Copersucar lidera nos créditos de descarbonização, com a marca de 5 milhões de CBios
03-06-2021

Luís Roberto Pogetti diz que usinas de cana vêm com um controle mais detalhado do ciclo de vida do produto. Divulgação
Luís Roberto Pogetti diz que usinas de cana vêm com um controle mais detalhado do ciclo de vida do produto. Divulgação

A maior cooperativa do país, a Copersucar, uma gigante global que atua em negócios de açúcar e etanol, acaba de atingir um feito histórico, anunciado hoje (2).

Fonte: Forbes Agro

No dia 24 de maio, as usinas sócias da Copersucar atingiram a marca inédita de 5,2 milhões de CBios (créditos de descarbonização) escriturados. Essa quantidade coloca a cooperativa na liderança do RenovaBio (Política Nacional de Biocombustíveis), respondendo a 15,4% dos créditos de carbono emitidos no programa desde 2020.

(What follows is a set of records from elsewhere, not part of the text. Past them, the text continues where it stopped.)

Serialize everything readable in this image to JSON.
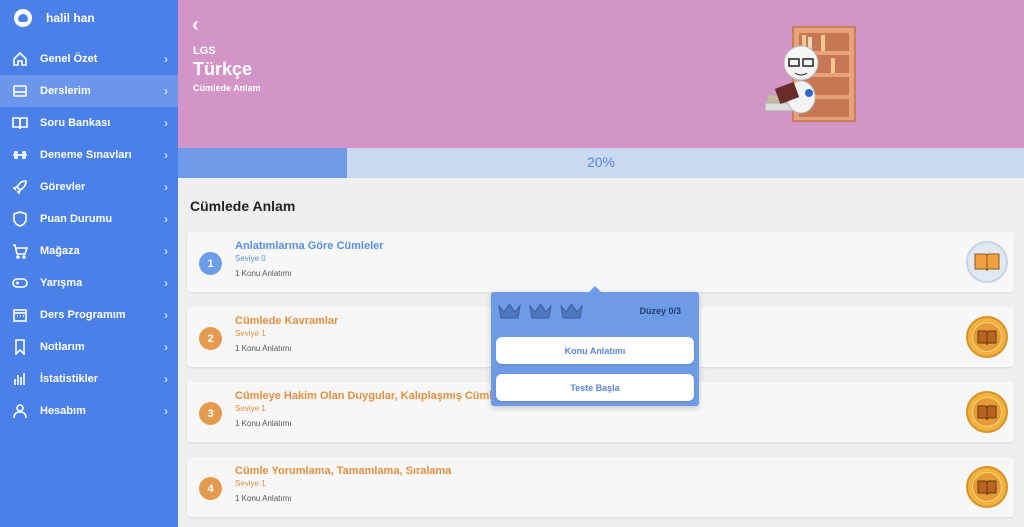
{
  "user": {
    "name": "halil han"
  },
  "sidebar": {
    "items": [
      {
        "label": "Genel Özet",
        "icon": "home-icon"
      },
      {
        "label": "Derslerim",
        "icon": "drive-icon"
      },
      {
        "label": "Soru Bankası",
        "icon": "book-icon"
      },
      {
        "label": "Deneme Sınavları",
        "icon": "dumbbell-icon"
      },
      {
        "label": "Görevler",
        "icon": "rocket-icon"
      },
      {
        "label": "Puan Durumu",
        "icon": "shield-icon"
      },
      {
        "label": "Mağaza",
        "icon": "cart-icon"
      },
      {
        "label": "Yarışma",
        "icon": "gamepad-icon"
      },
      {
        "label": "Ders Programım",
        "icon": "calendar-icon"
      },
      {
        "label": "Notlarım",
        "icon": "bookmark-icon"
      },
      {
        "label": "İstatistikler",
        "icon": "bar-chart-icon"
      },
      {
        "label": "Hesabım",
        "icon": "user-icon"
      }
    ],
    "active_index": 1
  },
  "header": {
    "exam": "LGS",
    "subject": "Türkçe",
    "topic": "Cümlede Anlam",
    "background": "#d394c8"
  },
  "progress": {
    "value": 0.2,
    "label": "20%"
  },
  "section": {
    "title": "Cümlede Anlam"
  },
  "lessons": [
    {
      "num": "1",
      "title": "Anlatımlarına Göre Cümleler",
      "level": "Seviye 0",
      "sub": "1 Konu Anlatımı",
      "color": "#6c9de9",
      "badge": "blue"
    },
    {
      "num": "2",
      "title": "Cümlede Kavramlar",
      "level": "Seviye 1",
      "sub": "1 Konu Anlatımı",
      "color": "#e49a4f",
      "badge": "gold"
    },
    {
      "num": "3",
      "title": "Cümleye Hakim Olan Duygular, Kalıplaşmış Cümle",
      "level": "Seviye 1",
      "sub": "1 Konu Anlatımı",
      "color": "#e49a4f",
      "badge": "gold"
    },
    {
      "num": "4",
      "title": "Cümle Yorumlama, Tamamlama, Sıralama",
      "level": "Seviye 1",
      "sub": "1 Konu Anlatımı",
      "color": "#e49a4f",
      "badge": "gold"
    }
  ],
  "popup": {
    "level_label": "Düzey 0/3",
    "crowns": 3,
    "buttons": {
      "lecture": "Konu Anlatımı",
      "start_test": "Teste Başla"
    }
  },
  "colors": {
    "sidebar": "#4a80e8",
    "accent_blue": "#6c9de9",
    "accent_orange": "#e49a4f"
  }
}
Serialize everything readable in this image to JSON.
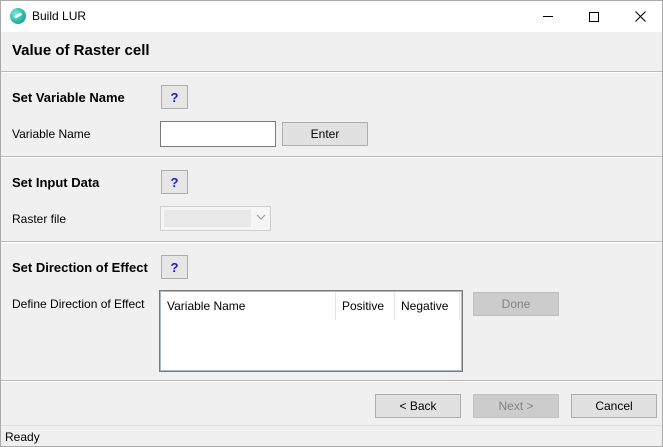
{
  "window": {
    "title": "Build LUR",
    "icon": "app-globe-icon"
  },
  "page": {
    "title": "Value of Raster cell"
  },
  "variable_section": {
    "title": "Set Variable Name",
    "help_label": "?",
    "field_label": "Variable Name",
    "input_value": "",
    "enter_label": "Enter"
  },
  "input_section": {
    "title": "Set Input Data",
    "help_label": "?",
    "field_label": "Raster file",
    "raster_selected": ""
  },
  "direction_section": {
    "title": "Set Direction of Effect",
    "help_label": "?",
    "field_label": "Define Direction of Effect",
    "columns": [
      "Variable  Name",
      "Positive",
      "Negative"
    ],
    "rows": [],
    "done_label": "Done"
  },
  "nav": {
    "back_label": "< Back",
    "next_label": "Next >",
    "cancel_label": "Cancel"
  },
  "status": {
    "text": "Ready"
  }
}
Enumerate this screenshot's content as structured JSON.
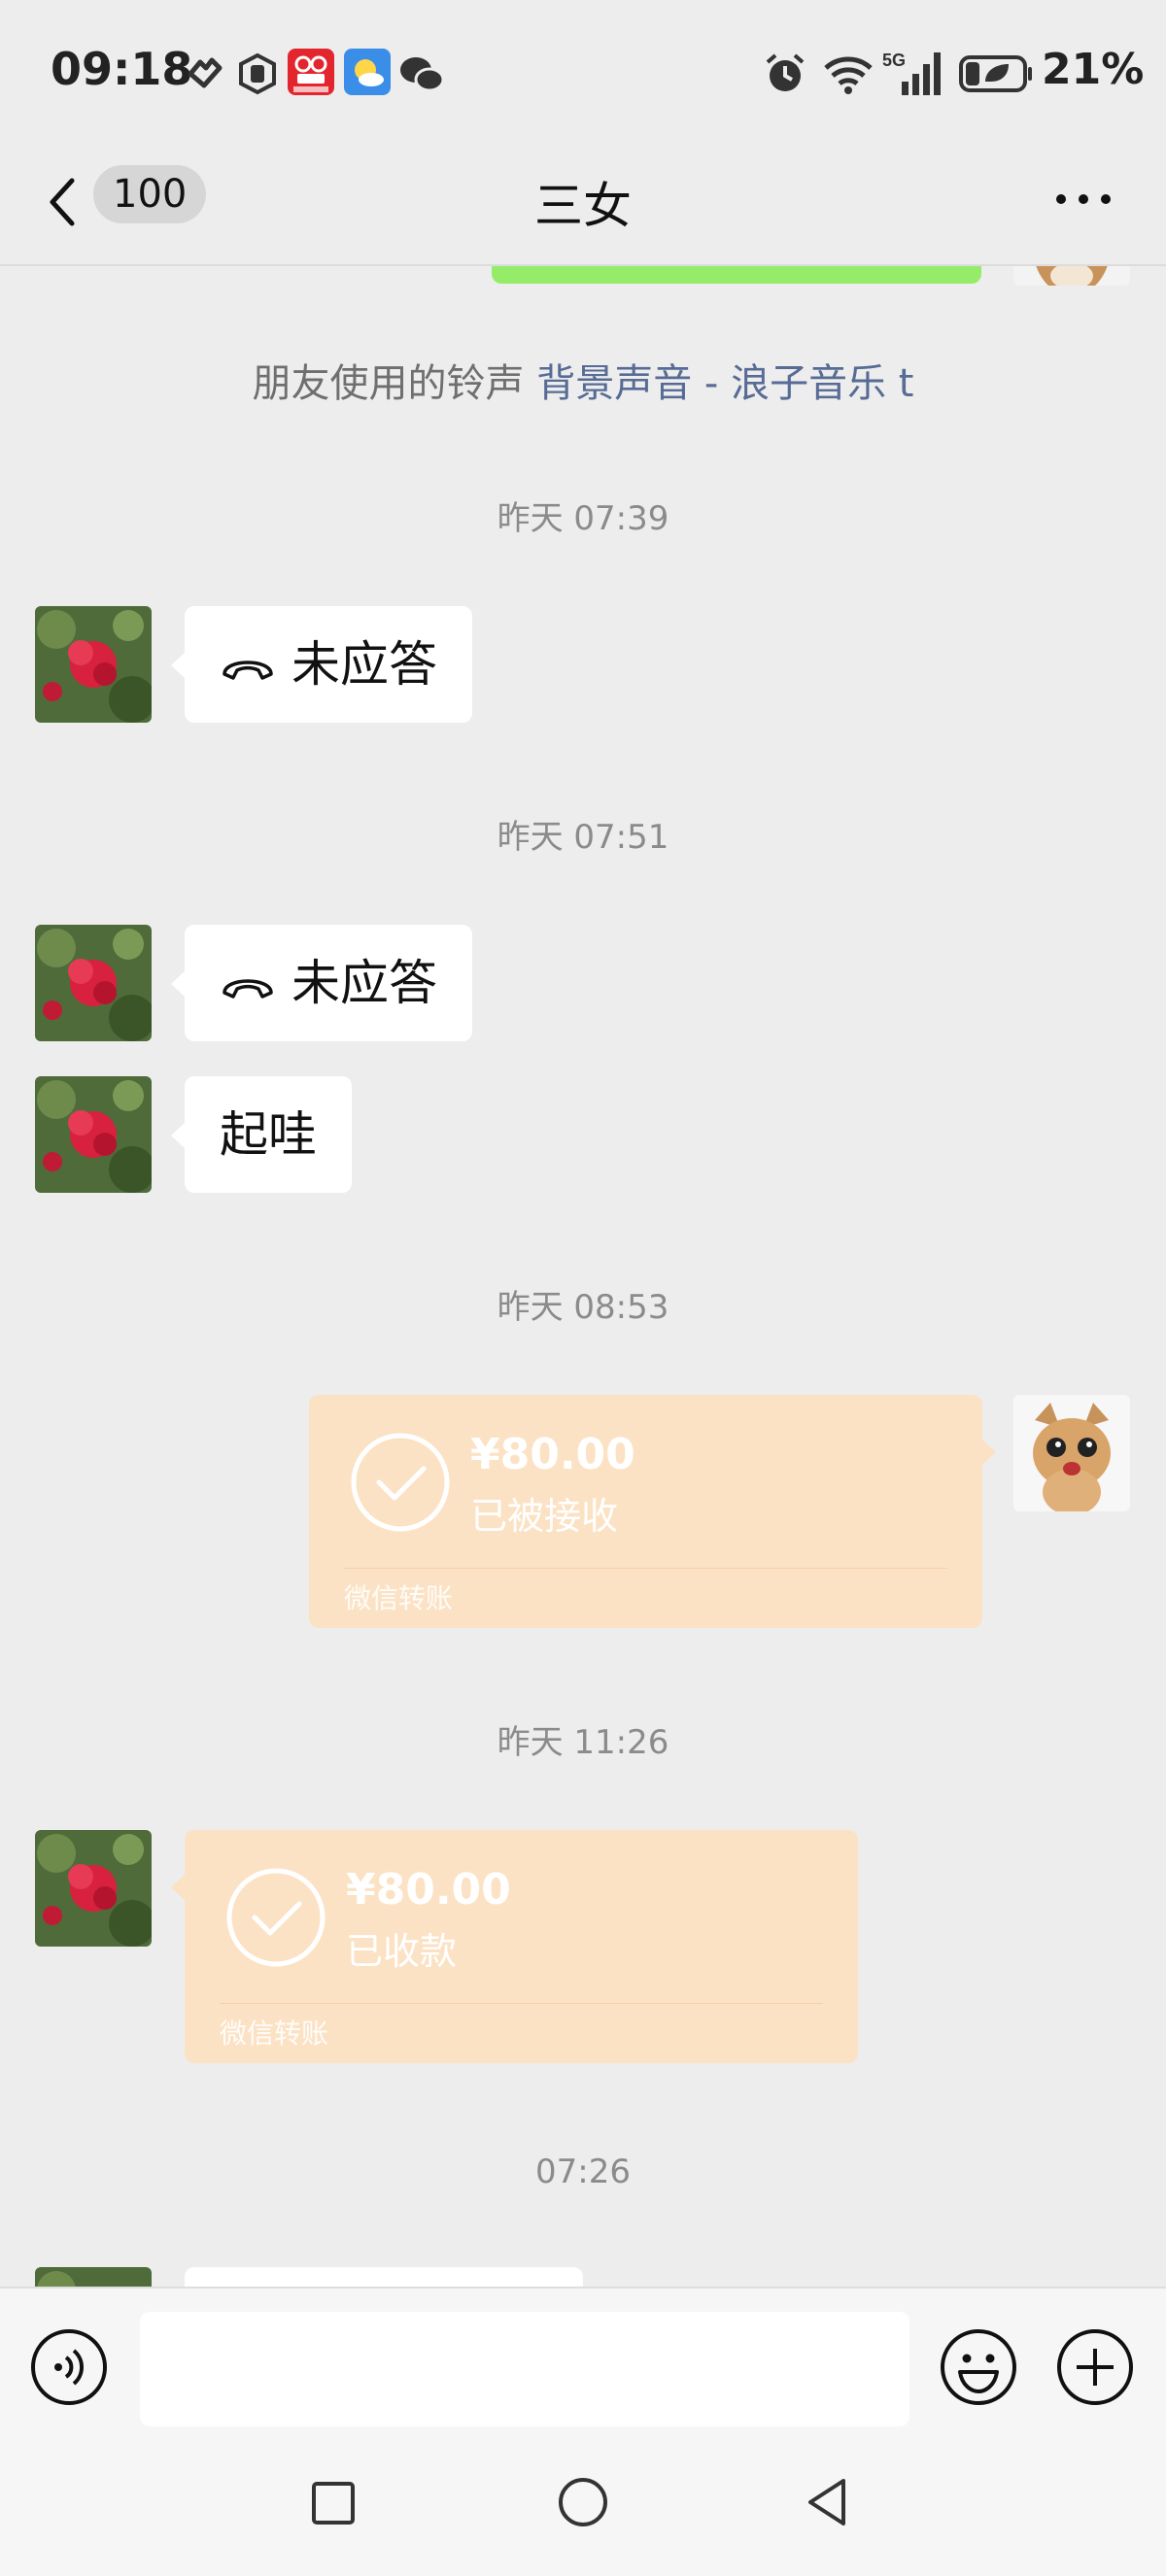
{
  "status_bar": {
    "time": "09:18",
    "battery_percent": "21%",
    "network": "5G",
    "icons": [
      "heart-icon",
      "hand-icon",
      "app-notification-icon",
      "weather-icon",
      "wechat-icon",
      "alarm-icon",
      "wifi-icon",
      "signal-icon",
      "battery-icon"
    ]
  },
  "nav": {
    "back_icon": "chevron-left-icon",
    "unread_count": "100",
    "title": "三女",
    "more_icon": "more-dots-icon"
  },
  "ringtone_notice": {
    "prefix": "朋友使用的铃声",
    "link": "背景声音 - 浪子音乐 t"
  },
  "messages": [
    {
      "type": "timestamp",
      "text": "昨天 07:39"
    },
    {
      "type": "call",
      "side": "left",
      "icon": "phone-hangup-icon",
      "text": "未应答"
    },
    {
      "type": "timestamp",
      "text": "昨天 07:51"
    },
    {
      "type": "call",
      "side": "left",
      "icon": "phone-hangup-icon",
      "text": "未应答"
    },
    {
      "type": "text",
      "side": "left",
      "text": "起哇"
    },
    {
      "type": "timestamp",
      "text": "昨天 08:53"
    },
    {
      "type": "transfer",
      "side": "right",
      "amount": "¥80.00",
      "status": "已被接收",
      "footer": "微信转账"
    },
    {
      "type": "timestamp",
      "text": "昨天 11:26"
    },
    {
      "type": "transfer",
      "side": "left",
      "amount": "¥80.00",
      "status": "已收款",
      "footer": "微信转账"
    },
    {
      "type": "timestamp",
      "text": "07:26"
    }
  ],
  "input_bar": {
    "voice_icon": "voice-icon",
    "input_value": "",
    "emoji_icon": "emoji-icon",
    "plus_icon": "plus-icon"
  },
  "system_nav": [
    "square-recents-icon",
    "circle-home-icon",
    "triangle-back-icon"
  ],
  "colors": {
    "background": "#ededed",
    "transfer_bubble": "#fce2c4",
    "link": "#576b95",
    "sent_bubble": "#95ec69"
  }
}
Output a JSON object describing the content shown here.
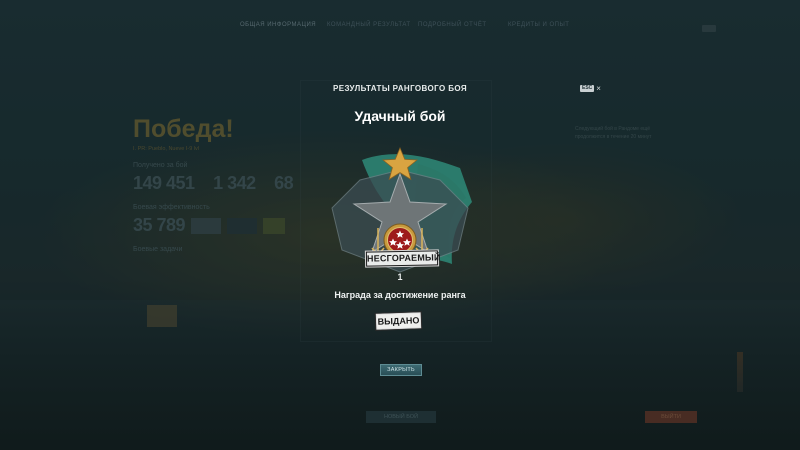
{
  "background": {
    "top_tabs": [
      "Общая информация",
      "Командный результат",
      "Подробный отчёт",
      "Кредиты и опыт"
    ],
    "victory_title": "Победа!",
    "victory_subtitle": "I. PR: Pueblo, Nueve I-9 lvl",
    "earned_section_label": "Получено за бой",
    "earned_values": [
      "149 451",
      "1 342",
      "68"
    ],
    "efficiency_label": "Боевая эффективность",
    "efficiency_value": "35 789",
    "tasks_label": "Боевые задачи",
    "right_note": "Следующий бой в Рандоме ещё продолжится в течение 20 минут",
    "bottom_left_button": "НОВЫЙ БОЙ",
    "bottom_right_button": "ВЫЙТИ"
  },
  "modal": {
    "title": "РЕЗУЛЬТАТЫ РАНГОВОГО БОЯ",
    "esc_key": "ESC",
    "close_icon": "×",
    "result_heading": "Удачный бой",
    "rank_label": "НЕСГОРАЕМЫЙ",
    "rank_number": "1",
    "reward_text": "Награда за достижение ранга",
    "reward_status": "ВЫДАНО",
    "close_button": "ЗАКРЫТЬ"
  },
  "colors": {
    "accent_gold": "#d9a441",
    "emblem_red": "#9e1b1b",
    "flag_teal": "#2f8f7e",
    "button_teal": "#3d6a72"
  }
}
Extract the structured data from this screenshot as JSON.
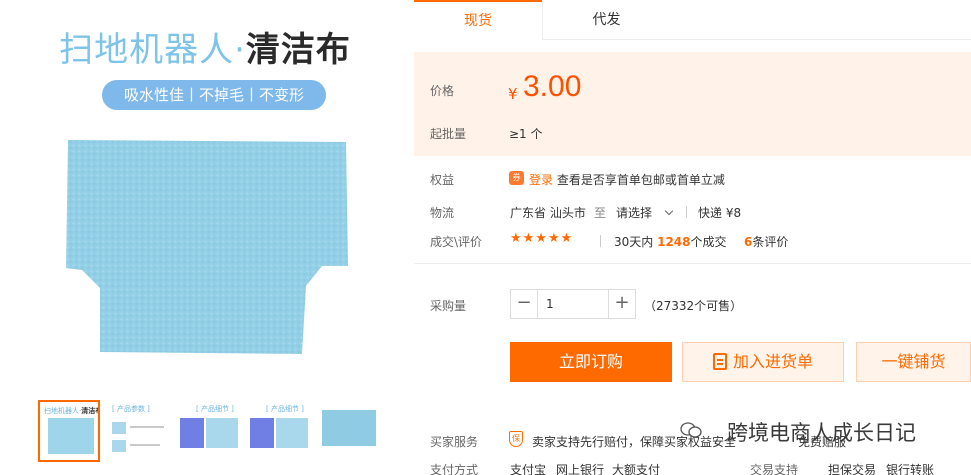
{
  "product_image": {
    "title_part1": "扫地机器人·",
    "title_part2": "清洁布",
    "features": "吸水性佳丨不掉毛丨不变形"
  },
  "thumbnails": [
    {
      "title_a": "扫地机器人·",
      "title_b": "清洁布"
    },
    {
      "title_a": "[ 产品参数 ]",
      "title_b": ""
    },
    {
      "title_a": "[ 产品细节 ]",
      "title_b": ""
    },
    {
      "title_a": "[ 产品细节 ]",
      "title_b": ""
    },
    {
      "title_a": "",
      "title_b": ""
    }
  ],
  "tabs": [
    "现货",
    "代发"
  ],
  "price": {
    "label": "价格",
    "currency": "¥",
    "value": "3.00",
    "moq_label": "起批量",
    "moq_value": "≥1 个"
  },
  "benefits": {
    "label": "权益",
    "login": "登录",
    "text": "查看是否享首单包邮或首单立减"
  },
  "logistics": {
    "label": "物流",
    "origin": "广东省 汕头市",
    "to": "至",
    "destination": "请选择",
    "express": "快递 ¥8"
  },
  "reviews": {
    "label": "成交\\评价",
    "stars": "★★★★★",
    "sales_prefix": "30天内",
    "sales_count": "1248",
    "sales_suffix": "个成交",
    "review_count": "6",
    "review_suffix": "条评价"
  },
  "purchase": {
    "label": "采购量",
    "quantity": "1",
    "stock": "（27332个可售）"
  },
  "buttons": {
    "buy": "立即订购",
    "cart": "加入进货单",
    "shop": "一键铺货"
  },
  "service": {
    "label": "买家服务",
    "text": "卖家支持先行赔付，保障买家权益安全",
    "extra": "免费赔服"
  },
  "payment": {
    "label": "支付方式",
    "methods": [
      "支付宝",
      "网上银行",
      "大额支付"
    ],
    "trade_label": "交易支持",
    "trade_items": [
      "担保交易",
      "银行转账"
    ]
  },
  "watermark": "跨境电商人成长日记",
  "colors": {
    "accent": "#ff6a00",
    "price": "#ff5000",
    "cloth": "#9fd5ea"
  }
}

Como um CBio corresponde a uma tonelada de gases do efeito estufa (GEE) que deixaram de ser lançados na atmosfera, a Copersucar evitou o lançamento de mais de 5,2 milhões de toneladas de carbono. Trocando em miúdos, seriam necessárias 36,4 milhões de árvores, crescendo por 20 anos, para alcançar um resultado semelhante.  A cooperativa reúne 20 grupos econômicos, donos de 33 usinas de cana-de-açúcar espalhadas por São Paulo, Minas Gerais, Paraná e Goiás.

“Com um controle mais detalhado do ciclo de vida do produto, a Copersucar tem conseguido melhorar as NEEAs (notas de eficiência energético-ambientais) das suas usinas, ampliando, assim, a oferta de CBios para o mercado”,  afirma Luís Roberto Pogetti, presidente do conselho de administração da Copersucar. “A gestão dos indicadores ambientais realizada pela Copersucar e por suas usinas sócias tem tornado mais notória a contribuição atual do etanol na luta contra a mudança do clima e o futuro papel deste combustível renovável na transição para uma mobilidade de baixo carbono.”

No ano passado, a melhor nota a uma unidade de produção de etanol certificada no programa foi concedida à Usina São Francisco. Cinco usinas associadas já passaram pela recertificação no programa, tendo evolução de até 25% em suas notas. Outras unidades devem também passar pelo processo nos próximos meses. Isso significa que a quantidade de CBios gerada por litro de etanol comercializado deve crescer.

A instituição dos  CBios contribui para que o país cumpra os compromissos assumidos no Acordo de Paris, através da produção de biocombustíveis. “O programa é um excelente instrumento para colocar o Brasil em destaque durante a COP-26, encontro que acontece em novembro, na cidade de Glasgow, Escócia, e que deve aprofundar a regulação da precificação no mercado futuro, tornando o carbono uma commodity mundial”, diz Pogetti.